This system is responsible for determining the rate of drug
release in the body and also the site where the drug has to
be released. The various ways of intake of medicines can
be through inhalation, skin absorption, and intravenous
injections or by swallowing them. For every medication
different method of intake can be used as each intake
method has its own merit and demerit. In order to improve
the usage of prevailing medications there is a need for
more efficient and effective drug delivery method either
by improvising the existing ones or by discovering the
new ones. For example, a new method of medicine intake
has been designed which is called ‘micro-needle array ‘it
allows medication to get absorbed through the skin. In the
micro-needle array method, microscopic needles that are
thinner than a hair strand are designed to contain medicine
in them. These deliver the medication in a painless manner
because the needles are so thin and small that they do not
reach the nerves in the skin even though they penetrate the
skin. Another such innovation in drug delivery system is
the invention of the nano-tubes. With the advancement in
the field of biotechnology there is easy availability of
medications that can target diseases more precisely and
accurately. Research has been carried out in order to
design and formulated those drugs which can be used for
specific diseases and health condition. The main purpose
of designing targeted drug is to minimize chance of
commencing dug resistance which is also the concern
when the broad-spectrum antibiotics are used heavily. This
technology has been extensively used in the field of
medicine and is used in manufacture of nano-medicines as
nano particles are of high utility in drug design.
The size of nanoparticles is between 1 and 100 nm. This
technology is highly used in development of nanomedicine
such as nanofluids for drug delivery, biosensors and
microarray tests for tissue engineering.
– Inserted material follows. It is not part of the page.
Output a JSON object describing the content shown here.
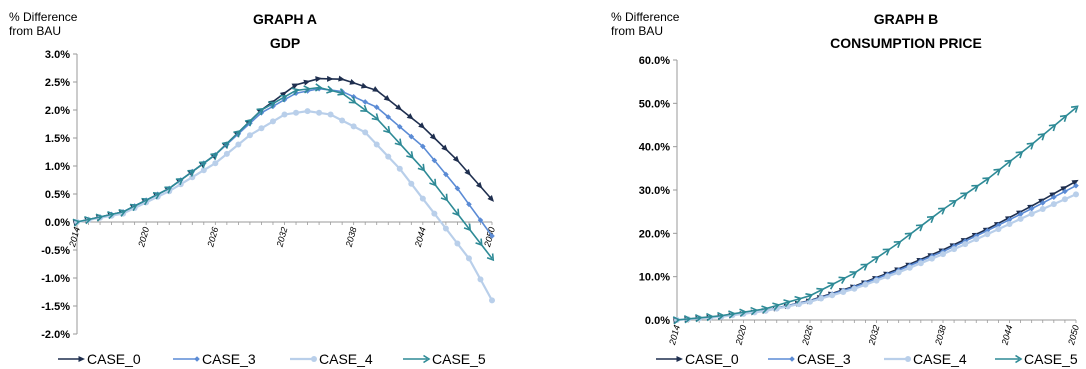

Nanotechnology
has enabled the production of curative agents also.
Nanotechnology has brought significant reforms in the
field of biomedicine by enabling the formation and
discovery of target drug delivery systems and biosensors
etc. Nanoparticles are the spheres of very small size that
are composed of materials designed at the atomic or
molecular level. Due to the small size of nanoparticles
these function at the molecular level. Nanomedicines have
been popularized a lot in today’s time because the
nanoparticles can be utilized as delivery agents by
encapsulating drugs or attaching therapeutic drugs and
delivering them to target tissues in a precise and controlled
manner with the help of these small molecules. A research
study showed that by the use of nanotechnology, the
treatment for certain fatal diseases like glioblastoma and
cancer is also possible. Nanotechnology serves the
purpose of site-specific and target oriented drug delivery
of a particular medicine and hence it proves beneficial for
the treatment of chronic diseases like cancer and
rheumatism. Various nano medicines are available now
which can be used as chemotherapeutic agents, biological
agents and immunotherapeutic agents in the treatment of
various diseases.
Nanotubes: Discovery, characteristics and structure
The discovery of carbon nanotubes was done by Sumio
lijima in 1991. Nanotubes have tremendous physical and
chemical properties in terms of being helpful in making
nano medicine. In the initial phases of nanoparticle-based
therapy, lipids like liposomes and micelles were used. The
liposomes and micelles are good at containing inorganic
nanoparticles like gold etc and are also good at holding
magnetic particles as well. This property of nanoparticles
has enhanced the use of inorganic nanoparticles by
emphasing on drug delivery, imaging and therapeutics
functions. Nanoparticles also helps in preventing
destruction or wastage of medicines in the gastrointestinal
region and also help in the delivery of sparingly water-
soluble drugs to their specific targeted locations.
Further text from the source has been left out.